I’ve been writing this column for almost six years now. Some of you have been readers from the very beginning – others may be reading it for the first time. My hope is that it is an encouragement and guide to you on your spiritual journey.
The longer I write, the more I find myself addressing what might be referred to as the mysteries of God. Let’s face it – God is not easy to understand. If He was, He wouldn’t be God. Be glad you have a god that you can’t understand. That means He’s more than the sum of your thoughts, greater than your problems and higher than your expectations. If you could understand all there is about God then He would be no greater than your IQ. I want a god who is vastly greater than my IQ.
One of the great mysteries related to God is why life happens the way it does. Why doesn’t God intervene in bad situations? Why does He allow/determine things to happen to His children that bring sorrow and pain? Why does He seem silent . . . uninterested . . . uncaring? If God is sovereign, isn’t He in control of life? And if He is in control of life, why doesn’t He solve our problems? Why doesn’t He remove all evil? Why doesn’t He just DO something?
No one has all of the answers to such cosmic questions, but as I have reflected on this issue some thoughts came to mind. I need to hear them – perhaps you do too.
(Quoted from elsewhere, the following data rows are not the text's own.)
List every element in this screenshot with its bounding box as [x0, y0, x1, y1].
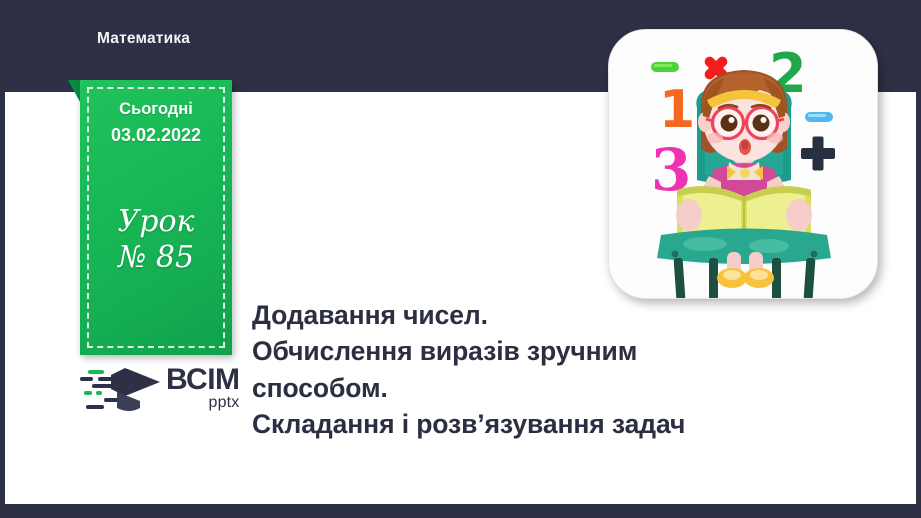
digit-one-orange: 1 — [659, 80, 695, 140]
subject-label: Математика — [97, 30, 190, 48]
lesson-date-card-body: Сьогодні 03.02.2022 Урок № 85 — [80, 80, 232, 355]
title-line-3: способом. — [252, 370, 902, 406]
card-fold-corner — [68, 80, 80, 102]
today-date: 03.02.2022 — [111, 126, 201, 145]
title-line-4: Складання і розв’язування задач — [252, 406, 902, 442]
minus-symbol-green — [651, 62, 679, 72]
lesson-date-card: Сьогодні 03.02.2022 Урок № 85 — [80, 80, 232, 355]
lesson-word: Урок — [118, 207, 195, 237]
illustration-card: 2 1 3 — [608, 29, 878, 299]
bcim-pptx-logo[interactable]: ВСІМ pptx — [78, 362, 243, 414]
title-line-2: Обчислення виразів зручним — [252, 333, 902, 369]
girl-reading-illustration: 2 1 3 — [609, 30, 878, 299]
today-label: Сьогодні — [119, 101, 193, 118]
slide-canvas: Математика Сьогодні 03.02.2022 Урок № 85 — [0, 0, 921, 518]
logo-title: ВСІМ — [166, 366, 240, 394]
lesson-number: № 85 — [118, 243, 194, 273]
minus-symbol-blue — [805, 112, 833, 122]
slide-title: Додавання чисел. Обчислення виразів зруч… — [252, 297, 902, 442]
graduation-cap-icon — [78, 362, 164, 414]
title-line-1: Додавання чисел. — [252, 297, 902, 333]
logo-subtitle: pptx — [166, 395, 240, 410]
1. It may be that God has intervened and you haven’t yet recognized it. We are dealing here with not only what we can see, but what we can’t see. Remember Elisha’s servant who saw the mighty army of the Syrians but couldn’t see the army of God until his eyes were opened (2 Kings 6:17). Much of what God does in our lives is done in the realm of the unseen. Don’t think that just because you cannot see what God is doing that He has failed to act. Ask Him in His grace to help you to see.
2. Remember that God’s highest goal is His glory (Exodus 20:2, Isaiah 42:8, 48:11). We want God’s highest priority to be us. We want Him to spend His time (if we can even refer to God and time in the same breath) solving our problems. I know that God is the ultimate multitasker – I’m not making a reference here to God but to us. We need to keep the truth in front of us that when God acts, He ultimately acts for His own glory. That might mean that the trials we face are intended to enhance His glory in ways that we cannot understand. Ask God to glorify Himself through you.
3. God may use the bad in your life for the good in someone else’s. Life isn’t just about us – it’s about all of us. As Christians we are to live our lives for the glory of God (1 Corinthians 10:31) and the benefit of others (Galatians 6:10). Joseph’s trials were for the good of his family and ultimately the nation of Israel. Paul’s prison experience was for the good of the Philippian jailer and his family. Christ’s death was for the good of those who trust Him as savior. Good often comes out of bad – and if the spiritual good of another person can come out of your pain, well isn’t that worth it?
4. God may be trying to change you. Real spiritual change rarely comes from pleasant circumstances. It normally comes out of hardship (James 1:2-4). When life is good we tend to sit back and enjoy it. It’s when life is painful that we begin to examine it and search for answers. That process will lead to change. In fact the Christian life is all about change – changing into the image of Christ. Take encouragement from your trials – they mean that God isn’t through with you yet (Hebrews 13:21).
5. God forgives all confessed sin but He doesn’t always remove the consequences of our sin. We tend to think that when God forgives, He removes the sin and the results of our sin. It’s true that He removes the sin and puts it on His Son. It’s also truth that He removes the eternal consequences of sin. But He doesn’t always choose to remove the temporal consequences. The alcoholic may suffer the ravages of a diseased liver even after confessing his sin. Many of our problems in life fall into this category. We suffer even though we are walking with God because of choices made in the distant past. When that is the case, ask God for grace to handle the trials (Hebrews 4:16).
6. The actions of other people impact my life. It may not be fair but it is reality. What other people do; the choices they make can have a significant impact – often negative – on our lives. While we may not be able to control what they do, we can control how we respond. This is where faith comes in. As Christians we walk by faith not by sight (2 Corinthians 5:7). That is we choose to respond in a Jesus imitating way instead of how we would like to respond.
God is a mystery, however the Christian life isn’t. He’s told us how to live. It won’t be easy but it is possible. Ask Him for strength to get you through.